I’ve had very generous friends watch the kids lately and I’m overwhelmed by their help. Andy and I were able to sneak off to Lansing for a scholarship dinner thanks to a good friend and my sister for taking care of all 3 kids. Another friend took the girls for an entire day and I only had Drew to care for (which feels like a vacation let me tell you!) and I smiled as I sat outside with a good book and refreshing drink while my little mister took his afternoon nap…
Just the other day I read a sample of The Life-Changing Magic of Tidying Up and I was so hooked by the few paragraphs I read that I instantly had to purchase the ebook.
I read the whole thing in a day, and I felt like Marie Kondo was inside my head putting words to all of my frustrations.
I often joke about being a hoarder, but it’s actually not very funny.
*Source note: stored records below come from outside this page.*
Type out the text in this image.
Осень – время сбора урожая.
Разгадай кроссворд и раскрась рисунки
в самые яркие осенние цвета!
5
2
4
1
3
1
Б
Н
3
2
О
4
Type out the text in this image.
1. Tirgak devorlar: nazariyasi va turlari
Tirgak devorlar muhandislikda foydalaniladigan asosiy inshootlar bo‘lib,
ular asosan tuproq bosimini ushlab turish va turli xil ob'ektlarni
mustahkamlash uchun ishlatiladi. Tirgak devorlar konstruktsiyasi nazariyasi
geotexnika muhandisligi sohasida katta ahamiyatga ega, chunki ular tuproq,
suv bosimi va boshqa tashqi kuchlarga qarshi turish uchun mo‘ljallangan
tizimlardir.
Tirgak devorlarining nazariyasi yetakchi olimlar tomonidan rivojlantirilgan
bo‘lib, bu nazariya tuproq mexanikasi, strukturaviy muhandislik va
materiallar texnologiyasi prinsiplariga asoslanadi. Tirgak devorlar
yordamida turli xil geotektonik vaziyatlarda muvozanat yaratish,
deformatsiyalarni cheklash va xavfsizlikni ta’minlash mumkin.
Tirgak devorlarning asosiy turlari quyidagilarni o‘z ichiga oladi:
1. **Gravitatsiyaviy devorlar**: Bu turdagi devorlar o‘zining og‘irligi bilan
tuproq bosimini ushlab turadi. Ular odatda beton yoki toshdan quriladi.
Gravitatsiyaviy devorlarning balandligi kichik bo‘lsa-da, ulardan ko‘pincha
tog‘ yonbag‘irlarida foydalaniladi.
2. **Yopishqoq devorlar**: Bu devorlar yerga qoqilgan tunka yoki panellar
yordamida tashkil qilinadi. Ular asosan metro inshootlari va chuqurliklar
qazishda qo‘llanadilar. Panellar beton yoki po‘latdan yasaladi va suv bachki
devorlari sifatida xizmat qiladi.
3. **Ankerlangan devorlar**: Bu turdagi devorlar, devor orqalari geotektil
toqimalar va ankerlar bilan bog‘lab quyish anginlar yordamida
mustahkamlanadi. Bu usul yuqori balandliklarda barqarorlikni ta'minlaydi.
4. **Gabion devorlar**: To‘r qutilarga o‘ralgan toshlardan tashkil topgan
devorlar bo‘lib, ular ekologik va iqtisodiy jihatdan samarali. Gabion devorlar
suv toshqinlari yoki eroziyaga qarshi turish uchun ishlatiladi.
I have entirely too much stuff and I probably spend 30% of each day hating the stuff, stressing about the stuff, trying to organize the stuff, cleaning around the stuff, or downright feeling overwhelmed by the stuff.
After reading this book, I’m THRILLED at the idea of taking care of this problem once and for all. The author boasts that very few of her clients ever relapse after properly tidying their homes.
SIGN ME UP.
If I had 3 weeks of alone time to devote to properly tidying my home (aka getting rid of probably half of all we own) I’d be all over it like white on rice.
I don’t happen to have that kind of unencumbered time, so I plan to carve out what time I can and get to work getting rid of everything and anything that doesn’t “spark joy” – the process that Kondo details in her book.
I may even have a garage sale despite the fact I’m a die-hard “donate everything” gal. I just don’t know that it would be feasible to transfer everything I want to purge all the way to the donation site. I may just get it out onto the driveway and sell it all for super cheap.
I’ll keep you posted on the great tidying of 2015. I think I’m done being a hoarder once and for all.
Clutter is awful and I just don’t have the mental or physical time for it anymore!